Sun Poisoning? Know the Signs to Keep Your Skin Safe

Everyone has experienced sunburn at some point, but sun poisoning is a whole different beast. What’s most dangerous about sun poisoning is that it’ll catch you by surprise. You might be lounging by the pool when, all of a sudden, you’re hit by a wave of sickness.

If you plan to spend time in the sun this summer, learn to recognize the symptoms of sun poisoning so you can protect yourself, rejuvenate your body and get back to the fun.

What exactly is sun poisoning?

Sun poisoning occurs with prolonged exposure to direct sunlight. It’s not an official medical term, nor does it mean you’ve literally been poisoned by the sun. Rather, sun poisoning simply means your body is experiencing a negative reaction to the sun’s UVA and UVB rays.

Sun poisoning is more than a sunburn. However, people who experience sun poisoning usually develop the symptoms of a sunburn first—red, itchy, swollen and tender skin. These symptoms should be a clue that your body is wearing down and needs to get out of the sun. Unfortunately, many people underestimate how bad sunburns can get. If ignored for too long, sunburns could progress into sun poisoning.

Some people are more predisposed than others to sun poisoning. Individuals with a fair complexion have low levels of melatonin, a pigment that determines the color of a person’s skin. Lower melatonin levels increase the risk of sunburn and sun poisoning. Certain medications can also result in skin sensitivity, so it’s important to speak with your doctor about the potential side effects of antibiotics, birth control pills and topical treatments like acne medicine before spending hours outside.

Symptoms of sun poisoning

Understanding the symptoms of sun poisoning is the first step toward keeping you and your friends safe this summer. You’ll be able to identify sun poisoning right away and improve the chances of a speedy recovery.

Here are some warning signs to look out for:

  • Rash or blisters: Sun poisoning often starts with burned skin. You can tell if someone has sun poisoning because their sunburn will turn into an itchy rash or painful blisters. Some might even develop small bumps on areas of the skin that receive the most sun exposure. In severe cases, a person can experience hives on their arms, legs and chest.
  • Fever and chills: Sun poisoning is usually associated with a fever and uncontrollable shivering. A fever and chills can develop after just a few hours under direct sunlight. You might feel as if you’ve come down with the flu minus the coughing, stuffy nose and sore throat. If you start to feel sick, don’t be fooled—the sun is causing trouble, not a stomach bug!
  • Dehydration: People with sun poisoning experience severe dehydration, which is characterized by a headache and unusually dry skin. Remember that feeling thirsty is a sign that dehydration is already kicking in!
  • Dizziness: Sun poisoning often makes people feel faint, especially if they haven’t been drinking enough fluids. Severe bouts of sun poisoning may even cause some people to lose consciousness. Dizziness often crops up alongside cognitive problems such as confusion and brain fog.

Sun safety tips

The best way to keep your skin—and the rest of your body—healthy during the hot months is by using a protective sunscreen. Choose a sunscreen that’s at least 30 SPF and says “broad spectrum” on the label. Broad spectrum means the sunscreen protects against UVA and UVB sun rays. UVA rays have a long wavelength and cause long-term, skin-aging effects, while UVB rays are much shorter and lead to sunburns. Broad spectrum sunscreens with SPF 30 or higher will not only keep your skin healthy but preserve its radiance for many years.

Sunscreen is most effective when you apply it 15 to 30 minutes before heading into the sun. This allows the sunscreen to absorb into your skin and work its magic. Remember to apply a fresh coat every two hours and after hopping out of the pool.

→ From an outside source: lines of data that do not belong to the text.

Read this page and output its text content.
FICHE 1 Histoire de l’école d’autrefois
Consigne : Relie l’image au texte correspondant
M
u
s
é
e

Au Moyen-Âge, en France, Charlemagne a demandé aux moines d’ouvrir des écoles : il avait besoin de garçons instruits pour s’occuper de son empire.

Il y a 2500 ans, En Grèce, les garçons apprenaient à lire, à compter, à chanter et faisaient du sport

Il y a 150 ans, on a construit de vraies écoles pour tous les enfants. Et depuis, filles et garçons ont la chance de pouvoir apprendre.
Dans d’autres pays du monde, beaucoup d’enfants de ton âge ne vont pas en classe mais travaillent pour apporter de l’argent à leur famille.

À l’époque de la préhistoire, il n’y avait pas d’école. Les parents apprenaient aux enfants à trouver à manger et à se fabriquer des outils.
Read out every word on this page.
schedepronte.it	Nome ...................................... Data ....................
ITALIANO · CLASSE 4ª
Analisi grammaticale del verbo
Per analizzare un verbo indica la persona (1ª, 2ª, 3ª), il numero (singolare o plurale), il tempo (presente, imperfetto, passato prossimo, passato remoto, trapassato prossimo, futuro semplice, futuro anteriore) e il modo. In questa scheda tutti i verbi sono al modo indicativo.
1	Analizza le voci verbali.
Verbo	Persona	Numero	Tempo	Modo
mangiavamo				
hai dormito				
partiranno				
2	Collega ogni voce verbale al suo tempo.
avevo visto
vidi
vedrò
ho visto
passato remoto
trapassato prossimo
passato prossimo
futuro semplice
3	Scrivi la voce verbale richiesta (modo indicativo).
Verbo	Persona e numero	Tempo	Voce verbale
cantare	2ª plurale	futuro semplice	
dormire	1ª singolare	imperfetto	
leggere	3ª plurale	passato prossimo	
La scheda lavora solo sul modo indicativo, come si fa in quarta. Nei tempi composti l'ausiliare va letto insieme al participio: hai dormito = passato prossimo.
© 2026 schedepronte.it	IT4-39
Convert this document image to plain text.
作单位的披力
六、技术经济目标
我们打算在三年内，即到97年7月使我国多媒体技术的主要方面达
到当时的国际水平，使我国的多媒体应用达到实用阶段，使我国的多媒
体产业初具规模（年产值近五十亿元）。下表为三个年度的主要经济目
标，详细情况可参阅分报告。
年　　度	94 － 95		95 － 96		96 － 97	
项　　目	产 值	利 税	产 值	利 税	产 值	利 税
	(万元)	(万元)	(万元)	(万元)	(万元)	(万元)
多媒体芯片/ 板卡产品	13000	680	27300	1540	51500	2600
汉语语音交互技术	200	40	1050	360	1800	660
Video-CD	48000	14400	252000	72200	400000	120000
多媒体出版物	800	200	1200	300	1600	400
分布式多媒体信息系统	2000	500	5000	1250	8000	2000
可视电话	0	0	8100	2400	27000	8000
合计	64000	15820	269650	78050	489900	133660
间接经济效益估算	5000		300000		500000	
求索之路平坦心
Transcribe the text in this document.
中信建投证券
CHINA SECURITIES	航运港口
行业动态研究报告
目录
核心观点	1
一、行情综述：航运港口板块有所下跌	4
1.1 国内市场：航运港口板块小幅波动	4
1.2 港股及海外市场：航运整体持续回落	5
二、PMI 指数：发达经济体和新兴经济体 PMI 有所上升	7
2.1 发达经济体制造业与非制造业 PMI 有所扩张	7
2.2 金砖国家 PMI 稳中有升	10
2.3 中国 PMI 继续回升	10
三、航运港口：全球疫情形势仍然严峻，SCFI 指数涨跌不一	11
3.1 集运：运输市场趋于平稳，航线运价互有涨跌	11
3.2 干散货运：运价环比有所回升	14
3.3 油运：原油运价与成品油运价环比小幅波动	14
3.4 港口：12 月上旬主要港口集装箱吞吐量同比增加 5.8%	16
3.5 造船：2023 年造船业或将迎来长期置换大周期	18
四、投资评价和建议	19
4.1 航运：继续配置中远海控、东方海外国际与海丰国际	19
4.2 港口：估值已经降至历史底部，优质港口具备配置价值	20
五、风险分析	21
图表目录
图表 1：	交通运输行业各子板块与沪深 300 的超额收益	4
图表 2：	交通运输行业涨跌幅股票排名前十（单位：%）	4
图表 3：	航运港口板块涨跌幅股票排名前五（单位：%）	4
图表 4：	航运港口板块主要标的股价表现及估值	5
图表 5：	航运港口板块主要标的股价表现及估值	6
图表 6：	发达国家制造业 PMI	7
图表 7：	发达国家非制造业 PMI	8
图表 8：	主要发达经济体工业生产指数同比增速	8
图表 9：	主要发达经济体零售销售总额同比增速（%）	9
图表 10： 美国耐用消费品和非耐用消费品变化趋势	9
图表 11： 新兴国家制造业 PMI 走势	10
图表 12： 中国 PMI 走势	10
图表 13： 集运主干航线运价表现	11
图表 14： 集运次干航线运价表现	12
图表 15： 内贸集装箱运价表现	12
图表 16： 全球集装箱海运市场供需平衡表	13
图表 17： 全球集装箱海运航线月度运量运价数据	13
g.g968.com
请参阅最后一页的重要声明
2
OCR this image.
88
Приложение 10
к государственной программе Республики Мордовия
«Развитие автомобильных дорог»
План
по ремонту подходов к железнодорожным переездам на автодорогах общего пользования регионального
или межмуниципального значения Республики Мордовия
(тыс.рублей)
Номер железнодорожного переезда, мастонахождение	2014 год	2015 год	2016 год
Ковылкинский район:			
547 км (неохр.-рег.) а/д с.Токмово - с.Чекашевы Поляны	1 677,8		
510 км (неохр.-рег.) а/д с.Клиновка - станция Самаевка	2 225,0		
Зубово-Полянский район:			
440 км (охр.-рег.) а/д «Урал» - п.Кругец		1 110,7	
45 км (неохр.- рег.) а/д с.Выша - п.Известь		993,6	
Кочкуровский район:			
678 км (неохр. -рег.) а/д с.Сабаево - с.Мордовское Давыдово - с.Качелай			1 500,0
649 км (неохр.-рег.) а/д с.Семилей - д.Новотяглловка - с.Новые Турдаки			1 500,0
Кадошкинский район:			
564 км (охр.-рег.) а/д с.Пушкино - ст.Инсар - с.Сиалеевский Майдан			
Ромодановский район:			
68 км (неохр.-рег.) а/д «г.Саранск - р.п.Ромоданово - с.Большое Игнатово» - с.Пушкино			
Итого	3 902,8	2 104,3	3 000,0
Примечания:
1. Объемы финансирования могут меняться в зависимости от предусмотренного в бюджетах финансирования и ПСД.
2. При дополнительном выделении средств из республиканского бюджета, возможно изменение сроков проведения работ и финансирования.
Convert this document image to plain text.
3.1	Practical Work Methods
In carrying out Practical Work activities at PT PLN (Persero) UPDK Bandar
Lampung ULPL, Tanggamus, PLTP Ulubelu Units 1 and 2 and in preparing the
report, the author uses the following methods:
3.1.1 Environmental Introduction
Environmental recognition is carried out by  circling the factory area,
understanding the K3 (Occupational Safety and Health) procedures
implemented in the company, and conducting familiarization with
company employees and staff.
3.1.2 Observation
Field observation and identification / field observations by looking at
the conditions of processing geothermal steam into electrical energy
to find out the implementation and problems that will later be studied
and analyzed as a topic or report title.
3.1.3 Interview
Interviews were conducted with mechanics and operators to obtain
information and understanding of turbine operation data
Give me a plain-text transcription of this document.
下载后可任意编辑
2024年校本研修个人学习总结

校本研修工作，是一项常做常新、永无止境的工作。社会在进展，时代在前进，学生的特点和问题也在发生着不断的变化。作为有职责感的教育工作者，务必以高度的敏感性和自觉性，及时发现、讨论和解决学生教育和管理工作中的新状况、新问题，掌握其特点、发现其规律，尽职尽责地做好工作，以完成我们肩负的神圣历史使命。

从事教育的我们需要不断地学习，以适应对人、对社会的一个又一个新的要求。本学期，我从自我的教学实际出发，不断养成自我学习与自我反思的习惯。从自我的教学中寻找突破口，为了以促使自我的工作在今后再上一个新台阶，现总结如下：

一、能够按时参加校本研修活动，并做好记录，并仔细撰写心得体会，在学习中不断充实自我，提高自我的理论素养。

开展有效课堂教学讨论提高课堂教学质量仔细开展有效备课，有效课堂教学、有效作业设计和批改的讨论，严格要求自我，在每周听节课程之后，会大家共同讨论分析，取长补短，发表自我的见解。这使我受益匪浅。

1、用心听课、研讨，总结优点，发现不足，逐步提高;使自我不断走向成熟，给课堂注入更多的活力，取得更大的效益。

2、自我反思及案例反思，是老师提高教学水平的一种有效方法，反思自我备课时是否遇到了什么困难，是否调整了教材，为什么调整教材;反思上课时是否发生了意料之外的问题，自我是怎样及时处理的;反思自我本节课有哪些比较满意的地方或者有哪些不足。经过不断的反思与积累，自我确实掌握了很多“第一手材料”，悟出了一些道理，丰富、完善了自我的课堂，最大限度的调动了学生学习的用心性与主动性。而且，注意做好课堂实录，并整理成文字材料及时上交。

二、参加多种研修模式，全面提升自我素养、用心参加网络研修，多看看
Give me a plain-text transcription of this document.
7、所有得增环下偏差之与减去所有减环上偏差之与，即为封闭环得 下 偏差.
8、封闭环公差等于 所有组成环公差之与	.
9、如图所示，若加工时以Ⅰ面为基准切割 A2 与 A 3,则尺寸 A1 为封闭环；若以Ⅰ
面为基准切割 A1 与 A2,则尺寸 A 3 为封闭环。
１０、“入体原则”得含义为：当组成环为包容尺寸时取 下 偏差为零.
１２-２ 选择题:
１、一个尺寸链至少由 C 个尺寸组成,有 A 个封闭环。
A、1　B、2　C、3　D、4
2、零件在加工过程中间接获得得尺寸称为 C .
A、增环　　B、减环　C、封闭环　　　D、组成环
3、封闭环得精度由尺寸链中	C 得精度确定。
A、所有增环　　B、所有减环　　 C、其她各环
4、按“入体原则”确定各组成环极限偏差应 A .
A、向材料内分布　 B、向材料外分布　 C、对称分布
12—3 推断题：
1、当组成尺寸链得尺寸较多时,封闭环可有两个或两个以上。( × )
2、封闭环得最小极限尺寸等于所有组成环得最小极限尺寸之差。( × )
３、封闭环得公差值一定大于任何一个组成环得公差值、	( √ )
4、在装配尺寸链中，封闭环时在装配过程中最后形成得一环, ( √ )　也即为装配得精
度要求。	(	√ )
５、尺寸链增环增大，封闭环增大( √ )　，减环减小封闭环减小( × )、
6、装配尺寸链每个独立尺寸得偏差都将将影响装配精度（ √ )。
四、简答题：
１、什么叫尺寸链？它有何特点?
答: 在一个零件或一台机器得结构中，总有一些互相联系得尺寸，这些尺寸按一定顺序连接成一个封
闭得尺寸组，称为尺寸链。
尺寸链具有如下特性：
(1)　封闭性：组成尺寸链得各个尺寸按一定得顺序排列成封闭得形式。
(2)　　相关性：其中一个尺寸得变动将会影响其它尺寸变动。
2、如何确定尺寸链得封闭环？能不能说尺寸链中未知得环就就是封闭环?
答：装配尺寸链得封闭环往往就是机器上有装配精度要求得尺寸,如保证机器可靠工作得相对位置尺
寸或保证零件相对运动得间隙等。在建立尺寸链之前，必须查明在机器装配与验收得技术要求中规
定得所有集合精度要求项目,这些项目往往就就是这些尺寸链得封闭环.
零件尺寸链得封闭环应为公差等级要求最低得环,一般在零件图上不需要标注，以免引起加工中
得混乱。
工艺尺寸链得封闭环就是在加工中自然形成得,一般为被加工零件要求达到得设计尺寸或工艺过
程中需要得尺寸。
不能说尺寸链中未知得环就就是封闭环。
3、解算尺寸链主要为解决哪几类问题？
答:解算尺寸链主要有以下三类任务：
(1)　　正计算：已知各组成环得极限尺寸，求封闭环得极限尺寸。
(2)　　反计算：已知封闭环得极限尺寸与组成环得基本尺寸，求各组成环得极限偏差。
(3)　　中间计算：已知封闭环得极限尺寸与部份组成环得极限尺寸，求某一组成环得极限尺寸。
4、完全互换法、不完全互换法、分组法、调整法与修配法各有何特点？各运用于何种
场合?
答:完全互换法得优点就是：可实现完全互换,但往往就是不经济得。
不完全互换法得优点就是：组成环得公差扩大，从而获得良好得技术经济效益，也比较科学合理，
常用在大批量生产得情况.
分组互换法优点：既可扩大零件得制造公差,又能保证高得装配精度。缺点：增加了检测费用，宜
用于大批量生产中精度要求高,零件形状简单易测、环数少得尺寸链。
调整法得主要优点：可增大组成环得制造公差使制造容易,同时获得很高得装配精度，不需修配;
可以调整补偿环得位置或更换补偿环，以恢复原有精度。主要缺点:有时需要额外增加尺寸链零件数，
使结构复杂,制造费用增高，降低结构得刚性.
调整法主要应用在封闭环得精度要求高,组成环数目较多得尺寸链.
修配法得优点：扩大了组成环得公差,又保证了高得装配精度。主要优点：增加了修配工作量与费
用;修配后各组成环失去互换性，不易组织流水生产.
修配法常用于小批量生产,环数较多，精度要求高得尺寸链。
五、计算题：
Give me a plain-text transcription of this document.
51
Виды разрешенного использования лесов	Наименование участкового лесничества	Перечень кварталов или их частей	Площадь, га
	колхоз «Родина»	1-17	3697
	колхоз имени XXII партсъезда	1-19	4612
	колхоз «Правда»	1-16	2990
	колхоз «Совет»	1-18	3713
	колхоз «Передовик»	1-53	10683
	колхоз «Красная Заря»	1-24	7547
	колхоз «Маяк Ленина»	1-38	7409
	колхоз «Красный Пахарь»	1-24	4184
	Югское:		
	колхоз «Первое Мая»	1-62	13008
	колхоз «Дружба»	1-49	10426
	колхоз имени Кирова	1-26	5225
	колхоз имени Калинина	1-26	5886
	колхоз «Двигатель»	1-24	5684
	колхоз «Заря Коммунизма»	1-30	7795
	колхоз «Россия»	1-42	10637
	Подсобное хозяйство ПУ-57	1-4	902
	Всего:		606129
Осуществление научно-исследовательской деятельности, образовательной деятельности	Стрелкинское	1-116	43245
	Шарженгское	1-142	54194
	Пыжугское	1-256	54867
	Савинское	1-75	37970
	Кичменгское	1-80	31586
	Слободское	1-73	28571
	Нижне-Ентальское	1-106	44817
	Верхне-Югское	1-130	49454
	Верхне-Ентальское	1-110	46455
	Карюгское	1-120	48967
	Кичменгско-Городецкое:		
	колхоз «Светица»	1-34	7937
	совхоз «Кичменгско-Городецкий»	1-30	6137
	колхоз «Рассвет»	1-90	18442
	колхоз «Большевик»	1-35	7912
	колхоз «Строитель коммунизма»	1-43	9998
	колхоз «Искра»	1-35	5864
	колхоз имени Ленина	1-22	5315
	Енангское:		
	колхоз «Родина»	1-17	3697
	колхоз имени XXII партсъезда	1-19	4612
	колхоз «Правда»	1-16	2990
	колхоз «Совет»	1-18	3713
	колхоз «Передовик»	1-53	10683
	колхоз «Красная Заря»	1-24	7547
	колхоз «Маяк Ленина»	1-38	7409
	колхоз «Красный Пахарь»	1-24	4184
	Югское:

It’s also a good idea to keep your cool this summer by staying indoors during peak hours of the day. Avoid direct sun exposure between 10 a.m. and 4 p.m., since this is when the sun’s rays are strongest. If you have to go outside during that time, protect yourself from the sun with dark, long-sleeved clothing, sunglasses and a brimmed hat. Don’t forget the sunscreen!

Don’t forget to stay hydrated, too! Drinking plenty of water and beverages with electrolytes is key to a hydrated body. Keep a water bottle with you any time you’re outside and drink regularly—not just when you’re feeling thirsty—to stave off dehydration.

Sun poisoning can get serious, but it’s less of a danger when you follow these summer safety tips. It’s easy to have fun in the sun while staying safe at the same time. Know your body’s limits and step into the shade for a water break when you need it. Prioritizing your health will let you and your friends keep the party going all day long!